The aim of this proposal is to determine whether recombinant migration inhibitory factor (rMIF) will enhance cellular and humoral immune responses to HIV-1 antigens starting with gp120. Recently, rMIF has been shown to have adjuvant properties as potent as complete Freund's adjuvant in mice using bovine serum albumin as antigen. In further studies, rMIF given to mice with a Leishmania parasite antigen (gp63) markedly enhanced their protection to subsequent parasite challenge. HIV-1 antigens will be encapsulated into liposomes with rMIF, administered to mice. The following questions will be investigated: 1.) Cellular and Immunity: Does rMIF enhance T lymphocyte proliferation to HIV-antigens? What cytokines are produced (IL-2, IL-4, interferon-gamma, TNFalpha)? Are cytotoxic T lymphocytes (CTL) induced? 2.) Humoral and Mucosal Immunity: What isotypes of antibodies are induced with rMIF? Are the antibodies neutralizing? Do they function in an ADCC assay? Can the oral administration of rMIF-HIV-1 antigen encapsulated in liposomes, associated with hydroxyapatite or other carriers, enhance the induction of mucosal IgA? Does oral administration of antigen with rMIF enhance a systemic response to a subsequent parenteral administration? 3.) Antigen Presentation: Does rMIF enhance antigen presentation? Is this effect on antigen processing? Does rMIF direct antigens to the type of APC's that lead to prolonged immunity? 4.) Histopathology: Is there a local inflammatory reaction of any consequence at the site of injection of liposome-encapsulated rMIF and gpl2O. 5.) What are the optimum conditions for immunization to prolong the duration of immunity or the intensity of the secondary response?

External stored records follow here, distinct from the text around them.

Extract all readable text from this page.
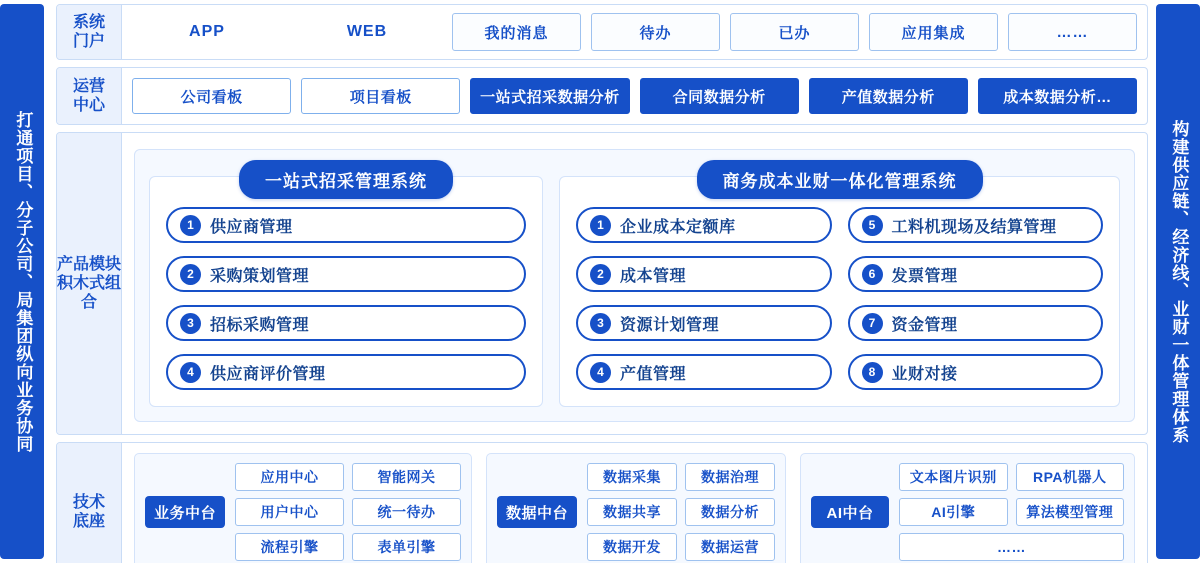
打通项目、分子公司、局集团纵向业务协同	构建供应链、经济线、业财一体管理体系
系统
门户
APP	WEB	我的消息	待办	已办	应用集成	……
运营
中心	公司看板	项目看板	一站式招采数据分析	合同数据分析	产值数据分析	成本数据分析…
产品模块积木式组合
一站式招采管理系统
1	供应商管理
2	采购策划管理
3	招标采购管理
4	供应商评价管理
商务成本业财一体化管理系统
1	企业成本定额库	5	工料机现场及结算管理
2	成本管理	6	发票管理
3	资源计划管理	7	资金管理
4	产值管理	8	业财对接
技术
底座	业务中台
应用中心	智能网关
用户中心	统一待办
流程引擎	表单引擎
数据中台
数据采集	数据治理
数据共享	数据分析
数据开发	数据运营
AI中台
文本图片识别	RPA机器人
AI引擎	算法模型管理
……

本提案的目的是确定重组迁移是否 抑制因子（rMIF）可增强细胞免疫和体液免疫 从gp 120开始对HIV-1抗原的反应。最近，rMIF已被 显示具有与完全弗氏佐剂一样有效佐剂性质 使用牛血清白蛋白作为抗原的小鼠。 在进一步的研究中， 给予小鼠利什曼原虫抗原（gp 63）， 它们对随后的寄生虫攻击的保护。 HIV-1抗原将与rMIF一起包封在脂质体中， 给老鼠服用。将调查以下问题： 1.）的人。细胞与免疫：rMIF是否促进T淋巴细胞增殖 艾滋病毒抗原吗产生什么样的细胞因子（IL-2，IL-4， 干扰素-γ、TNF α）？细胞毒性T淋巴细胞（CTL）是诱导的吗？ 2.）的情况。体液和粘膜免疫：诱导哪些同种型抗体 rMIF？抗体中和了吗？它们是否在ADCC中发挥作用 化验？口服rMIF-HIV-1抗原是否可以 与羟基磷灰石或其他载体结合的脂质体增强了 粘膜伊加的诱导？口服抗原与rMIF 增强对后续胃肠外给药的全身反应？ 3.）第三章抗原呈递：rMIF是否增强抗原呈递？这是 对抗原加工的影响？rMIF是否将抗原导向 APC能延长免疫力？4.）历史学：是否有 注射部位任何后果的局部炎症反应 脂质体包封的rMIF和gp 120。5.）什么是最佳的 免疫接种的条件，以延长免疫的持续时间或 次要反应的强度？